Influenced by abstract art and Piet Mondrian, Raveel often portrayed his wife and father who, due to the lack of facial features or covered with geometrical figures, are barely recognizable. Other subjects that the painter immensely loves are the interiors of his house and the adjacent garden. It is in the latter that his “stripe figures” appear for the first time, subjects characterized by parallel lines, often colored in yellow, which allow Raveel to give volume to his figures without painting them realistically.
Despite his country life, Raveel knows his time very well and represents the changes he observes day after day. In From My Garden (1949), he paints a garden at the back of a house in which he does not focus on the plant elements but on the poles, fences and windowless houses that appear on it. The artist uses concrete to depict the intrusion of modernity into country life and his village.

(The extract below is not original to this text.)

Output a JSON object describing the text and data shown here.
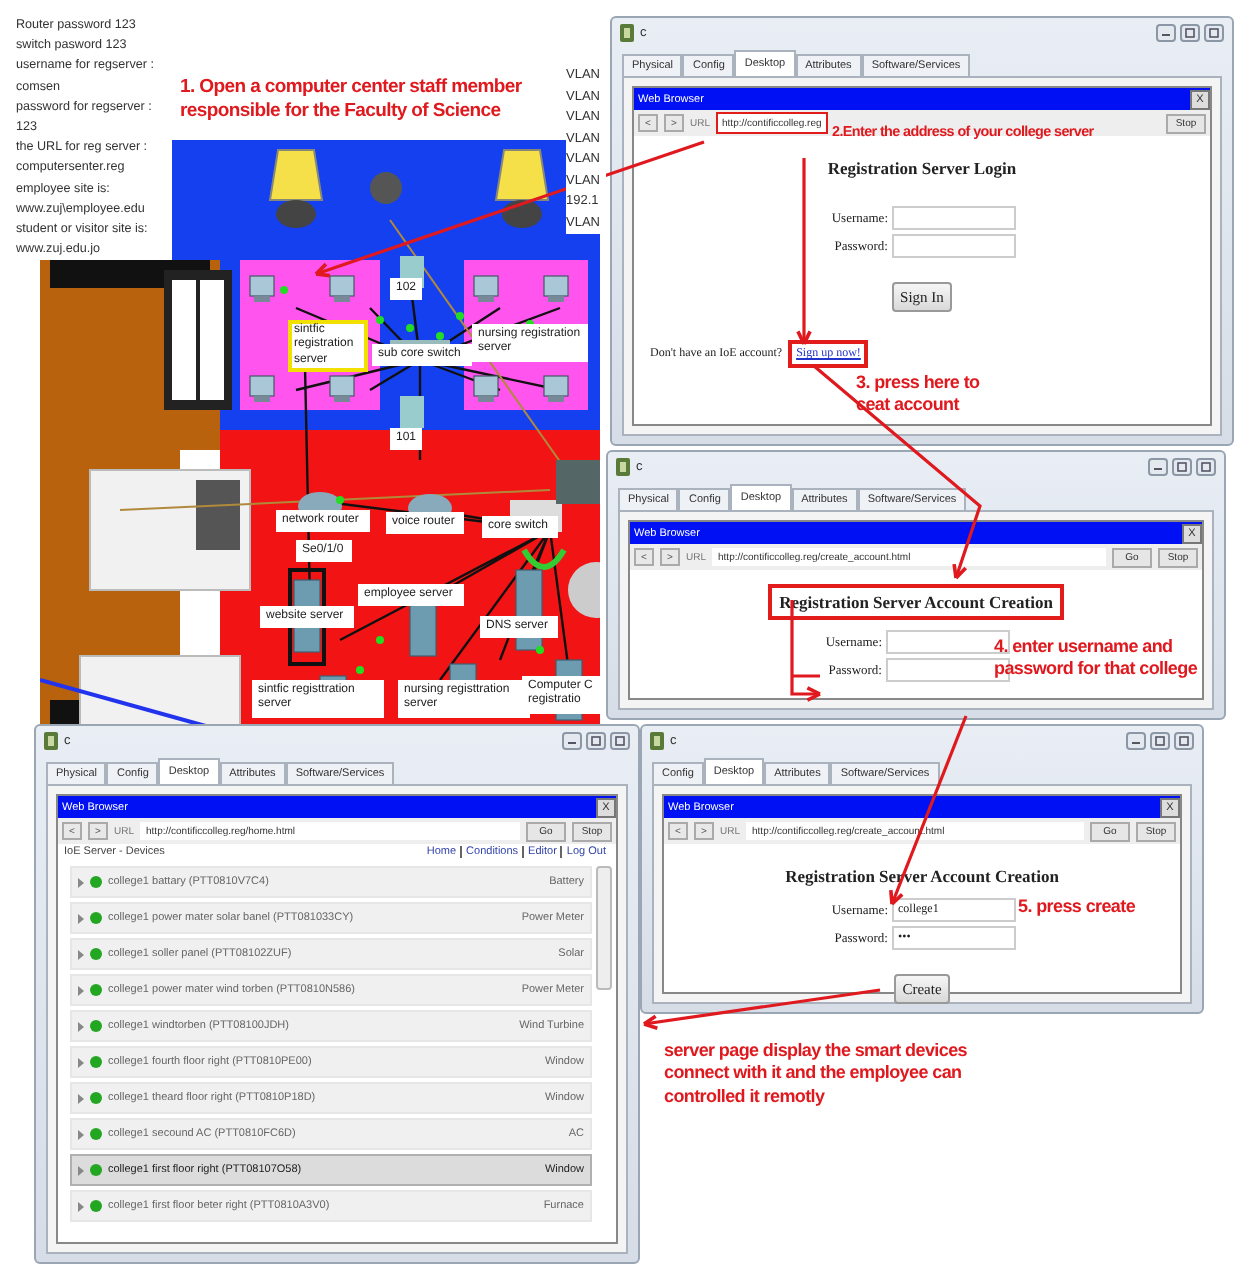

Feeling more and more alienated and distant from what happens around him, between 1956 to 1962, the artist begins to immerse himself in the natural world and his subjects move away from realism. He places his tripod in the garden and lets himself go into total abstraction of the painting of forms. It is in this period that the shape of the square gradually appears in several paintings.
The turning point came in 1962 when, returning from an important Italian ceramic center, Raveel visited the 4 Amerikaner exhibition at the Bern Kunsthalle. He is particularly impressed with Robert Rauschenberg’s combine paintings. This discovery determines the end of his abstract period and his return to a new realism using real objects in his paintings. As a consequence of his research on the square shape and the use of object trouvé, the artist soon begins to insert mirror surfaces in his canvases, which become elements of conjunction and relation between his oeuvre and spectators. Sometimes, the objects come out of the painting and become autonomous subjects, as in Cart To Carry (1968), a wooden cube assembled on two bicycle wheels with a mirror on top. In this period, his research on the relation between reality and space of the canvas increases: the artist painted a series of works in which the border between art and life fades more and more. An example is Farmyard with Live Dove (1962-63), a huge panel with a live white dove in a cage at the center.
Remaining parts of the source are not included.